A. S. Byatt, poseída

ENTREPARÉNTESIS

*Esta columna expresa el punto de vista de su autor, no necesariamente de La Razón.
*Esta columna expresa el punto de vista de su autor, no necesariamente de La Razón.
Por:

Para llegar a ser quien fue, la escritora A. S. Byatt (1936-2023) tuvo que superar varios obstáculos. 

Uno de ellos fue comenzar a escribir y publicar entre la asfixiante pinza de dos generaciones de hombres escritores inmensamente exitosos: los “Angry Young Men”, entre quienes destacan John Osborne y Kingsley Amis; y ese influyentísimo club de amigos que conformaron Salman Rushdie, Julian Barnes, Ian McEwan, Martin Amis y, de alguna manera, Christopher Hitchens.

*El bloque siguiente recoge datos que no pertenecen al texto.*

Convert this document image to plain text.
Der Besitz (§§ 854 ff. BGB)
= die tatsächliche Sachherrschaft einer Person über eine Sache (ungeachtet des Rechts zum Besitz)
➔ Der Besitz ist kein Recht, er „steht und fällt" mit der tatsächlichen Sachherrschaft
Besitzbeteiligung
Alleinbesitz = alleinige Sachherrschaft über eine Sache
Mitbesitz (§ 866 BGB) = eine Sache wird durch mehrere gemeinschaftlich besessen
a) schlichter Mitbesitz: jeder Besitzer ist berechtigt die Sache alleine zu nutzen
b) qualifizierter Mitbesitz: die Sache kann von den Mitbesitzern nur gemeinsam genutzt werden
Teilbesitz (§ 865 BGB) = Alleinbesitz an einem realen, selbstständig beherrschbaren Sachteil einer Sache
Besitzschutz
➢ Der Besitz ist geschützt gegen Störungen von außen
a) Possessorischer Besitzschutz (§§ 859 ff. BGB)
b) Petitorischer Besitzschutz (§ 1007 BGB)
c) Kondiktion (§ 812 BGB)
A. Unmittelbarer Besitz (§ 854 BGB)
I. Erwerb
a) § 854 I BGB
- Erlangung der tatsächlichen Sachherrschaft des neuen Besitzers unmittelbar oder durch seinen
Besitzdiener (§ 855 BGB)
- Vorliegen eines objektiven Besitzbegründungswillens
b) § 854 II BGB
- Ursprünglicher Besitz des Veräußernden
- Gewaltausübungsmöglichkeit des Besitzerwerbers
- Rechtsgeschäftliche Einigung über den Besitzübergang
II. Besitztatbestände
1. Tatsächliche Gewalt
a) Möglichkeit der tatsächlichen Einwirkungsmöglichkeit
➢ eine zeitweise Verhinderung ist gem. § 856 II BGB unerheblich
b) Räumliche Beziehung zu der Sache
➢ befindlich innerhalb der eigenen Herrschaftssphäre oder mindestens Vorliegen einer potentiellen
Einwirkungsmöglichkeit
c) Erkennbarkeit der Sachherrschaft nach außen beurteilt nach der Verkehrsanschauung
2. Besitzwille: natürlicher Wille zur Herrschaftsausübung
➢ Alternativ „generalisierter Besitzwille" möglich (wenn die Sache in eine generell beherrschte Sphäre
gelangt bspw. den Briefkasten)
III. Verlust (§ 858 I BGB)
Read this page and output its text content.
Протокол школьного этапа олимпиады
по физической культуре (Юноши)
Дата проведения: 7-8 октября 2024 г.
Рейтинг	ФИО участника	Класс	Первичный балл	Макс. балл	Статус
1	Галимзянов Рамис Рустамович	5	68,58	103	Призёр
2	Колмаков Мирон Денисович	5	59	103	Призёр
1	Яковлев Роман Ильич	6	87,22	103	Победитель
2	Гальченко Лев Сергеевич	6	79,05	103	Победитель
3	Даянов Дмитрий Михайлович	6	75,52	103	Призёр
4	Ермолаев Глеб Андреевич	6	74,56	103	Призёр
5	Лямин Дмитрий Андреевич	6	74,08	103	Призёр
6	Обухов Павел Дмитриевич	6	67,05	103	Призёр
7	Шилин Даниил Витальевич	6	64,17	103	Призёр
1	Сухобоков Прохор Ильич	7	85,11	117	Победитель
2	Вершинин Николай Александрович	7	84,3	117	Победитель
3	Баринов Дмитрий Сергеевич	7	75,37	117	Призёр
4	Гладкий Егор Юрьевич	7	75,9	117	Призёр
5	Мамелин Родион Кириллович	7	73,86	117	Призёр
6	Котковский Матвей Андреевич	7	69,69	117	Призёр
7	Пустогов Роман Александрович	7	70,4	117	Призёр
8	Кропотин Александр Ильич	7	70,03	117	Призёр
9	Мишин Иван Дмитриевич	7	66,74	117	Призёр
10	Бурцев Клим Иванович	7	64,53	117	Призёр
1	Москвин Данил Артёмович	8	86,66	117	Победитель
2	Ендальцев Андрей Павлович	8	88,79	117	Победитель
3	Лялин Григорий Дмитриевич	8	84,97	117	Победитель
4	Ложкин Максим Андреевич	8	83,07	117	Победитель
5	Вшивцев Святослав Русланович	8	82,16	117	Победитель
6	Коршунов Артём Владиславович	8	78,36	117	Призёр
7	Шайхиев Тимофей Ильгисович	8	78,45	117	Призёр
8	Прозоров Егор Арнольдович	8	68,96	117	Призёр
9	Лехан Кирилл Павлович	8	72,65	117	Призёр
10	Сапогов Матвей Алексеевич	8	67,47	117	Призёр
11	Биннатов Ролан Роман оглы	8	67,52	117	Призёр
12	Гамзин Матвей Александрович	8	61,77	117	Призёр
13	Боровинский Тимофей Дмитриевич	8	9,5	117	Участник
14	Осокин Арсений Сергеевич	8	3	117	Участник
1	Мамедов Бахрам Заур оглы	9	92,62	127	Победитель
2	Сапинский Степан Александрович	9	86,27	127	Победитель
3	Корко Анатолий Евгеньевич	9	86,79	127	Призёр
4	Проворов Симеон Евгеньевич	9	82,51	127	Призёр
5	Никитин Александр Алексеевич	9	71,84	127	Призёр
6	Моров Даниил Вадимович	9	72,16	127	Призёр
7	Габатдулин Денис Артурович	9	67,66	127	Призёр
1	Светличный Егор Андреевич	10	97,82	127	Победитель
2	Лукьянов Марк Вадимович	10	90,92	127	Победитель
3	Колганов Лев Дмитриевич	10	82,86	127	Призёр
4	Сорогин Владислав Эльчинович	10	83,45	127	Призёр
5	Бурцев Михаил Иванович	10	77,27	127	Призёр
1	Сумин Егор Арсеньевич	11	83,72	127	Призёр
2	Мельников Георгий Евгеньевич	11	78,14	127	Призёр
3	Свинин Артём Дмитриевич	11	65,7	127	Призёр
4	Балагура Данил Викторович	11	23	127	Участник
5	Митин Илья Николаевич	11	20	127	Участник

A esa acumulación de testosterona literaria, A. S. Byatt respondió no con una obra singularmente femenina o feminista sino intelectualmente densa sin perder agilidad, una obra cuya intricada textura se opone a la de aquellos escritores siempre dispuestos a aplacar la voracidad de los lectores ansiosos por avanzar en una trama. Una obra libresca, sin temor al rizo erudito y de una autosuficiencia sorprendente en esas décadas en que la ideología, la politización y, en fin, la gravitación del presente, ejercían una influencia ruidosa en las páginas de los libros más vendidos. Byatt declaró que de esa influencia la salvaron las novelas filosóficas de Iris Murdoch y la crítica literaria de Frank Kermode.

La constante comparación con la obra de su hermana fue otro obstáculo a superar. La recepción de sus primeros libros no se pudo sacudir el hecho de que su hermana era la escritora Margaret Drabble. “Nadie se interesó por lo que yo estaba haciendo, no durante un largo tiempo. Ella había escrito más novelas y las había escrito más rápido. Creo que eso fue extremamente bueno para mí a la larga, porque no padecí lo que muchos escritores padecen: la ansiedad de la recepción. Yo solo tenía terror de ser señalada como la hermana de alguien.”

La academia fue otro obstáculo. Para decirlo en sus palabras: “Una licenciatura en literatura impide que la mayoría de la gente quiera escribir”. Pero ella perseveró, contra la paralizante influencia de alguien como F. R. Leavis y contra el orbe cerrado de la investigación. Supo, no obstante, sacar ventaja de los ratones de biblioteca: “Mi respuesta a la emoción de la lectura fue querer escribir”, y ello sin dejar de incurrir ella misma en el ensayo paratextual: “Pienso que mis textos críticos están en la línea de Coleridge necesitando escribir sobre poesía”.

La muerte de su hijo Charles a los 11 años de edad, atropellado por un conductor borracho, fue otro obstáculo inmenso, del que salió con la saludable rutina del magisterio (fue maestra de literatura por años) y negándose al suicidio con la decisión de “tener curiosidad por todo”, voracidad que cualquiera de sus lectores puede constatar.

Y todo ello para desembocar en la que es para mí una novela perfecta, Posesión (1990), deliciosa intriga de archivos y bibliografía, misterio libresco en el que se entrecruzan las vidas de dos parejas de amantes, dos poetas de la era victoriana y los dos académicos que investigan su obra. Famosamente, los poemas victorianos de la novela son pastiches escritos por la mismísima A. S. Byatt, quien dijo: “Cuando escribí la novela, lo hice contra la idea de que el lenguaje nos dice. Un autor es un autor. Pero en estos poemas algo me hablaba. Realmente fue como estar poseída”.